General and Special Anti-Avoidance Rules changes

The General Anti-Avoidance Rules (GAAR) have been changed to include a broader definition of avoidance and to amend conditions for their application. The rules can apply if transactions reduce the taxable base by 1,000 UTM or more, result in a tax benefit, or involve a special tax regime. A new executive committee will review cases meeting these criteria and recommend the application of GAAR or Special Anti-Avoidance Rules (SAARs) as needed.  These changes will be effective from 1 November 2024.

Transfer pricing changes

Transfer pricing changes include aligning existing TP rules with OECD guidelines by introducing the arm’s length principle and emphasising functions, assets, and risks of involved parties. Requirements for maintaining supporting information when the analysed party is abroad are clarified.

In addition, self-adjustments that increase taxable income are permitted, and international best practices for advance pricing agreements (APAs) are adopted, including pre filing meetings, extending APA validity to 5 years, and introducing an APA roll-back provision for up to 3 prior years before its signing.

These changes will go into effect from 1 November 2024.
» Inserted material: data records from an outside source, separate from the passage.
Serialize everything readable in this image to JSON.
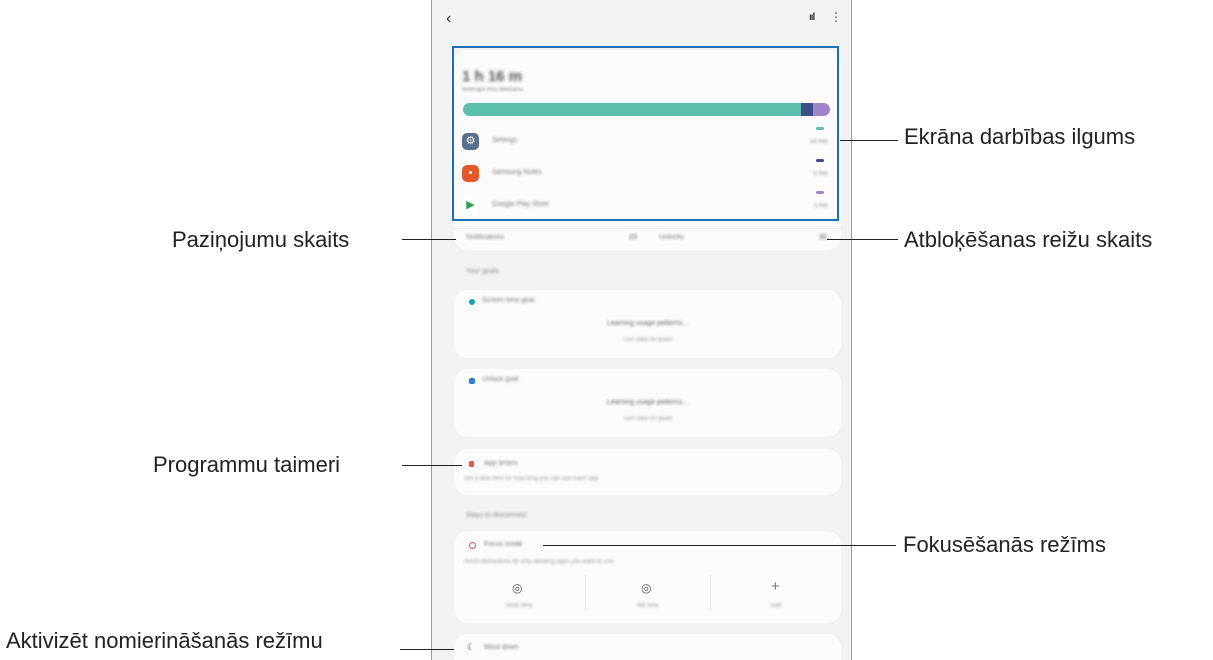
{
  "callouts": {
    "screen_time": "Ekrāna darbības ilgums",
    "notifications": "Paziņojumu skaits",
    "unlocks": "Atbloķēšanas reižu skaits",
    "app_timers": "Programmu taimeri",
    "focus_mode": "Fokusēšanās režīms",
    "wind_down": "Aktivizēt nomierināšanās režīmu"
  },
  "phone": {
    "back_icon": "‹",
    "signal_icon": "ııl",
    "more_icon": "⋮",
    "summary": {
      "total_time": "1 h 16 m",
      "subtitle": "Ievērojot visu lietošanu",
      "bar_segments": [
        {
          "color": "#5cbfae",
          "fraction": 0.92
        },
        {
          "color": "#3f4d86",
          "fraction": 0.035
        },
        {
          "color": "#9f86c9",
          "fraction": 0.045
        }
      ],
      "apps": [
        {
          "name": "Settings",
          "time": "54 min",
          "icon": "⚙",
          "icon_color": "#5b6f8e",
          "mark_color": "#5cbfae"
        },
        {
          "name": "Samsung Notes",
          "time": "5 min",
          "icon": "▪",
          "icon_color": "#e3592c",
          "mark_color": "#3f4d86"
        },
        {
          "name": "Google Play Store",
          "time": "3 min",
          "icon": "▶",
          "icon_color": "#ffffff",
          "mark_color": "#9f86c9"
        }
      ],
      "notifications_label": "Notifications",
      "notifications_value": "23",
      "unlocks_label": "Unlocks",
      "unlocks_value": "30"
    },
    "goals_label": "Your goals",
    "screen_goal": {
      "title": "Screen time goal",
      "status": "Learning usage patterns...",
      "hint": "Turn data on goals"
    },
    "unlock_goal": {
      "title": "Unlock goal",
      "status": "Learning usage patterns...",
      "hint": "Turn data on goals"
    },
    "app_timers": {
      "title": "App timers",
      "desc": "Set a time limit for how long you can use each app."
    },
    "disconnect_label": "Ways to disconnect",
    "focus_mode": {
      "title": "Focus mode",
      "desc": "Avoid distractions by only allowing apps you want to use.",
      "options": [
        "Work time",
        "Me time",
        "Add"
      ]
    },
    "wind_down": {
      "title": "Wind down"
    }
  }
}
Amendments to Controlled Foreign Companies (CFC) rules

Effective 1 January 2025, amendments are made to controlled foreign companies (CFCs) rules, including considering related parties’ income for the 2,400 UF passive income threshold. This threshold won’t apply if the CFC is in a preferential tax regime.

Other tax changes

  • Starting 1 January 2025, new preferential tax regimes will replace regulations regarding low or no-tax jurisdictions. A jurisdiction will be considered a preferential tax regime if it lacks an effective information exchange agreement with Chile or if the Global Forum on Transparency and Exchange of Information does not consider the jurisdiction compliant regarding information exchange;
  • The late tax payment interest penalty has been changed from 1.5% per month to a market interest rate plus 3.5%, calculated daily, effective 1 January 2025;
  • A tax regularisation regime has been introduced, allowing taxpayers to declare undeclared foreign assets or income by paying a 12% tax for assets acquired before 1 January 2023 and revenue generated by them until 31 December 2023.  This regime will be valid until 30 November 2024;
  • Taxpayers with pending legal proceedings before 1 January 2024 can apply for an interest and penalty relief scheme by accepting the adjusted tax debt until 30 November 2024;
  • New measures require digital platform operators to be VAT taxpayers for transactions conducted through the platform unless the goods or services involve VAT-registered taxpayers.